Another battle erupted in
December when the Congressional bicameral conference committee removed the
subsidy for Philhealth along with cuts in other social services. The labor
coalition Nagkaisa led protests in key cities, including a major rally in the
capital, to call for the restoration of the Philhealth subsidy and social
services budget. But President Marcos Jr. did not heed the popular clamor as he
signed the national budget by year end with the much-assailed budget insertions
for political patronage funds kept intact. Among these was PhP 26 billion (USD
0.45 billion) in unprogrammed budget items which has been criticized as funding
for electoral patronage and tagged as the brainchild of House Speaker and
presidential cousin Martin Romualdez. This means that formal and informal
workers will now have to beg politicians for assistance for medical and other
emergencies instead of getting health insurance as a right. As if on cue, the election
commission allowed the distribution of patronage projects even during the
midterm elections this year—breaking with the long-established rule of
prohibiting the disbursement of public money during the campaign period since
such is easily exploited as a means for vote buying.
Prospects for the year
The start of the year greets
workers with a higher social security contribution of 5% to be deducted from
their wages. This will result in lower take-home pay for private sector
laborers. To keep the social security system afloat while easing the burden on
workers, the government should subsidize the employee share. This is a tough
ask as the Marcos Jr. administration would rather have workers and the poor
solicit patronage from politicians. This promises to be another plank of
organized labor’s demand for quality public services and universal social
protection.
Even as demands for higher
pay, lower prices, more jobs and decent work remain very popular issues during
the election period, prospects are bleak that the polls will result in positive
outcomes for workers given that political dynasties—which are evolving from fat
to obese—dominate
the landscape.
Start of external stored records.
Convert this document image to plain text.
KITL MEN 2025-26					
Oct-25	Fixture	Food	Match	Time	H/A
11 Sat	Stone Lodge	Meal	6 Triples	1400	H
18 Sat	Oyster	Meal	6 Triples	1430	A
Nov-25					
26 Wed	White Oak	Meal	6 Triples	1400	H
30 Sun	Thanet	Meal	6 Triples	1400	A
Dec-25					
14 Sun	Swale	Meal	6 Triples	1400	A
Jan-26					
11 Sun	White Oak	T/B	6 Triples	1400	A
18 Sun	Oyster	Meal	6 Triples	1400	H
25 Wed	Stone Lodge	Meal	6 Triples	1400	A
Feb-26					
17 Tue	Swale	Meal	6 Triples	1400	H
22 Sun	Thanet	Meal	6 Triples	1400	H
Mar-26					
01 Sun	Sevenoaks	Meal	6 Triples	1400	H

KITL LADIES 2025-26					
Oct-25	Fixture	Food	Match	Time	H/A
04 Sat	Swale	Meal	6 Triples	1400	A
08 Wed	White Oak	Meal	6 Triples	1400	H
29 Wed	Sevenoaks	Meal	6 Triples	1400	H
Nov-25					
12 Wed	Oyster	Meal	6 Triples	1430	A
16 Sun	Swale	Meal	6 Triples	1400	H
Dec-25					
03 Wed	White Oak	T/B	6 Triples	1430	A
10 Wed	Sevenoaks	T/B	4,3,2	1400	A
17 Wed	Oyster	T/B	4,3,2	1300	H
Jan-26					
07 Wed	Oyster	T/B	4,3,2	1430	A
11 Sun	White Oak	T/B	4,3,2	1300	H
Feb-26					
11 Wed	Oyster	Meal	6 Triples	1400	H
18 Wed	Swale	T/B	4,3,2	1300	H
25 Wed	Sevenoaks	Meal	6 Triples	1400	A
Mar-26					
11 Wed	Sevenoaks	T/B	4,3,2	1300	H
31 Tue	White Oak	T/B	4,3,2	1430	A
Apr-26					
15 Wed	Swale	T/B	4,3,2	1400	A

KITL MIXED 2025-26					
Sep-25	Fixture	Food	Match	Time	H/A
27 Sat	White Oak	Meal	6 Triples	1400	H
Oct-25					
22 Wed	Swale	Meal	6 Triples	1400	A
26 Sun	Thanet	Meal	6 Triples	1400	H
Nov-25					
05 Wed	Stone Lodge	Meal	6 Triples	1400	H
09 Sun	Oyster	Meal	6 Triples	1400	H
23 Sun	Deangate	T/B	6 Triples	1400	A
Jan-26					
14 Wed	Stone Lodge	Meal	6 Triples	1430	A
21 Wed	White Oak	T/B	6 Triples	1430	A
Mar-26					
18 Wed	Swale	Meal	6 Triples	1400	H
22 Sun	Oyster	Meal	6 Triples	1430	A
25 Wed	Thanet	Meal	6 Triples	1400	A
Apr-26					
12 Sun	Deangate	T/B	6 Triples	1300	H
Workers have no allies either in the two main political
dynasties—the Marcoses and the Dutertes—which will be fighting for supremacy in
the coming May 2025 polls.
Continuing recent trends,
many labor-based groups have been eased out of the party list system as
it has been swamped by electoral vehicles for politicians who cannot compete in
district polls. The party list system has warped into just another pathway for
members of obese dynasties to enter the House of Representatives through the
backdoor.
Nonetheless, groups such as
Partido Manggagawa (PM) are engaging with local candidates for the
establishment of public laundromats and whole day childcare centers to ease the
care burdens of employed and unemployed women. Along with such low-hanging fruits,
PM also is campaigning for the passage of the Prevention of Adolescent
Pregnancy bill in response to the crisis level of teenage mothers. Against the
tide of sleek TV and FB ads of national candidates, PM is conducting
information dissemination in working-class communities during the elections for
what it calls “Apat na Dapat” (Four Demands): wage hike, regular jobs, social
services and national sovereignty.
Workers will have to endure
worse economic difficulties as political infighting heightens in 2025 and the
remaining years of the Marcos Jr. administration. Nonetheless, this situation
also motivates organized labor to engage with public outrage over wanton
government corruption and dynastic political dominance. A big multi-sectoral
rally this month promises to jumpstart a robust movement for good governance,
in which workers’ demands should be embedded and integral.
By Judy Ann Miranda, Secretary
General of Partido Manggagawa and a labor feminist.